La France incarcère les sans-papiers depuis 1938, rappelle un article du Monde, et la loi prévoit un an de prison et 3 750 euros d’amende pour séjour irrégulier. D’où la possibilité de les placer en garde à vue, celle procédure ne pouvant concerner qu’une personne soupçonnée d’un délit passible d’une peine de prison.

  • En UE, la « directive retour »

En 2008, la Cour de justice de l’Union européenne (CJUE) entre en contradiction avec cette juridiction nationale : elle estime que le séjour irrégulier d’un étranger ne justifie pas une peine d’emprisonnement. C’est la « directive retour », qui signe une « limite à la criminalisation des sans-papiers », estime David Rohi, responsable de la commission nationale éloignement de la Cimade (Comité inter-mouvements auprès des évacués).

Celle-ci fixe en effet les différentes étapes de la procédure de retour des étrangers clandestins : en priorité, le départ volontaire de la personne arrêtée dans un délai de 7 à 30 jours ; s’il n’a pas lieu, l’éloignement forcé « en employant les mesures les moins coercitives possibles » ; et enfin, si cet éloignement est « compromis par le comportement de la personne », la rétention – « la plus courte possible », de 18 mois maximum, et séparément des prisonniers de droit commun.

En 2011, la CJUE envoie une piqûre de rappel (PDF) avec l’arrêt El Dridi – du nom d’un Algérien condamné à un an d’emprisonnement en Italie car il ne s’était pas conformé à un ordre de quitter le territoire. Même dans ce cas, souligne-t-elle, l’emprisonnement « est susceptible de compromettre la réalisation de l’objectif visant à instaurer une politique efficace d’éloignement et de rapatriement dans le respect des droits fondamentaux ».
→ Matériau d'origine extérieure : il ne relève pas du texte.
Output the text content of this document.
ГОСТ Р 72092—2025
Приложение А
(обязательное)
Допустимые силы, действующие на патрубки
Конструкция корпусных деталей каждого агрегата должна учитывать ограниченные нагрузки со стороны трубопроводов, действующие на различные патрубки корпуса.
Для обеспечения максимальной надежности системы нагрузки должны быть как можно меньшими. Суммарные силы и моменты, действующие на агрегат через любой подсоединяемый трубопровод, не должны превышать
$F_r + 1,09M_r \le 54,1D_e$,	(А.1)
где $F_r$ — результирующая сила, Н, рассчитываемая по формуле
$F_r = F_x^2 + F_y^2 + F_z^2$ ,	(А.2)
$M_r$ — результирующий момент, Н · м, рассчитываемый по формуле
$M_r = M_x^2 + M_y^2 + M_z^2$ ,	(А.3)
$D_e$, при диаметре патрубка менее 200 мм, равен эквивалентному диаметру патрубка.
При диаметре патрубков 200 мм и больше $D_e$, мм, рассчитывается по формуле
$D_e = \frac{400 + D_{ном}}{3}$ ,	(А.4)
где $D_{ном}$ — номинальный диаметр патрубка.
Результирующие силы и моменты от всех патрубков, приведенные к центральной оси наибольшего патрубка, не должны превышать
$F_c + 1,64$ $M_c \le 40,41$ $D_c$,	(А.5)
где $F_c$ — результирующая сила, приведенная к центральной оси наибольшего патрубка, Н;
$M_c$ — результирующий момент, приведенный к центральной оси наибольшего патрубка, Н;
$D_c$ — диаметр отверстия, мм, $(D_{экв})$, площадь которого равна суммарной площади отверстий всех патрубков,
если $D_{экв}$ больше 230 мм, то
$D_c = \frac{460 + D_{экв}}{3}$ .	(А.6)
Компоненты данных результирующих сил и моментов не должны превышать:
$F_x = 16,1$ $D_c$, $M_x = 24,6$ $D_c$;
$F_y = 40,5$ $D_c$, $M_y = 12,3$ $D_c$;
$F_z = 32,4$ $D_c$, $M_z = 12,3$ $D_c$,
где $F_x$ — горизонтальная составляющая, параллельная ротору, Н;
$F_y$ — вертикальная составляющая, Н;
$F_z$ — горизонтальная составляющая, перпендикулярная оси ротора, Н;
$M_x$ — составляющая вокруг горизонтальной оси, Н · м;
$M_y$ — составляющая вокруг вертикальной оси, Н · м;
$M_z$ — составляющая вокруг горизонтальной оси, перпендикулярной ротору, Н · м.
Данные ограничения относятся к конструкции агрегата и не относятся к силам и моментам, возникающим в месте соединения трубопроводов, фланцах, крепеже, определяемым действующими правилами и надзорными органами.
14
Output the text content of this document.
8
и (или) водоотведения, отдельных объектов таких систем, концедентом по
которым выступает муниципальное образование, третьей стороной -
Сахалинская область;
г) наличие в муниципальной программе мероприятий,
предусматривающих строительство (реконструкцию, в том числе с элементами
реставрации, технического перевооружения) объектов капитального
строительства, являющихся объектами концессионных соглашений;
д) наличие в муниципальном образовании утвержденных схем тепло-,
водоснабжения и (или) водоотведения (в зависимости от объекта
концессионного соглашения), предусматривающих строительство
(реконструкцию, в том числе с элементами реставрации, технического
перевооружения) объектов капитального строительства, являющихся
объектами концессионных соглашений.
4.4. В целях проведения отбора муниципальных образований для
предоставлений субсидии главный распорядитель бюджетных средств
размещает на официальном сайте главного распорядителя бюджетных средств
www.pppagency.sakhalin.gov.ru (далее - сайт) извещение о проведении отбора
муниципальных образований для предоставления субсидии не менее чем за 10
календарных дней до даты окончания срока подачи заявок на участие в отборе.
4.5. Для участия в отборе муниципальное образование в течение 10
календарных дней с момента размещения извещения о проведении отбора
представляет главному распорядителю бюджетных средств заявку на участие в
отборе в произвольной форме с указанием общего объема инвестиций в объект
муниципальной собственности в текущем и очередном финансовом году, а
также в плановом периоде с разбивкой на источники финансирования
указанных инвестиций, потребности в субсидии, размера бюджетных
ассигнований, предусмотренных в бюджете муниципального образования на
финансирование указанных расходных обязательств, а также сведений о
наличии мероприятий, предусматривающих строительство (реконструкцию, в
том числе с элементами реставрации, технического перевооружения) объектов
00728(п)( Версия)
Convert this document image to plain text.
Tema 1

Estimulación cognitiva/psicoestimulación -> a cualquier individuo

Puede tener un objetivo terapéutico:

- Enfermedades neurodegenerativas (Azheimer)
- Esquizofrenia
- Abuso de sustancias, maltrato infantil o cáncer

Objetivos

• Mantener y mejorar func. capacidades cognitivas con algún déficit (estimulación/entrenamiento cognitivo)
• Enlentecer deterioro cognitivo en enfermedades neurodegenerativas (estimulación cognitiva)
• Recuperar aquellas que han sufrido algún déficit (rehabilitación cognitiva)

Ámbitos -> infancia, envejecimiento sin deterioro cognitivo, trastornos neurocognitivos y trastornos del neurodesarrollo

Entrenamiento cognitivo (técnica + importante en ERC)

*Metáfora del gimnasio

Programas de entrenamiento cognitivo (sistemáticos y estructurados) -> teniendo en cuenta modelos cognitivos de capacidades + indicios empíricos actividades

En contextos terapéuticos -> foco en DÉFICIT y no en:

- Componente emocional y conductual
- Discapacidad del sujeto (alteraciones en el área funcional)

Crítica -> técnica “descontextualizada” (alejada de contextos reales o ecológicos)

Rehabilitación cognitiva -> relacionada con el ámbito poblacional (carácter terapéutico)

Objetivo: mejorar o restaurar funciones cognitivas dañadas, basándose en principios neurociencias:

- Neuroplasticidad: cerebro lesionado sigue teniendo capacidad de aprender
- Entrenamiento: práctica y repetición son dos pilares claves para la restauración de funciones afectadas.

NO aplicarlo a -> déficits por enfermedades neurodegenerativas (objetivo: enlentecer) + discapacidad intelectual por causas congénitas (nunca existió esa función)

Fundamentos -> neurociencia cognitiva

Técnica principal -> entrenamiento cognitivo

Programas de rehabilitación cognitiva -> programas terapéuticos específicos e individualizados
  • En France, le flou juridique

En France pourtant, le flou juridique perdure et, malgré la directive de 2008 et l’arrêt de 2011, les gardes à vue d’étrangers clandestins aussi. Car « le gouvernement précédent a interprété la jurisprudence à son avantage, estimant que la garde à vue était toujours justifiée si d’autres mesures non coercitives avaient été tentées auparavant », souligne David Rohi.

Du coup, la pratique reste massivement employée : le séjour irrégulier est même l’un des premiers motifs de garde à vue, avec 60 000 personnes concernées en 2010, parmi 100 000 étrangers ayant fait l’objet d’une procédure pour ce délit.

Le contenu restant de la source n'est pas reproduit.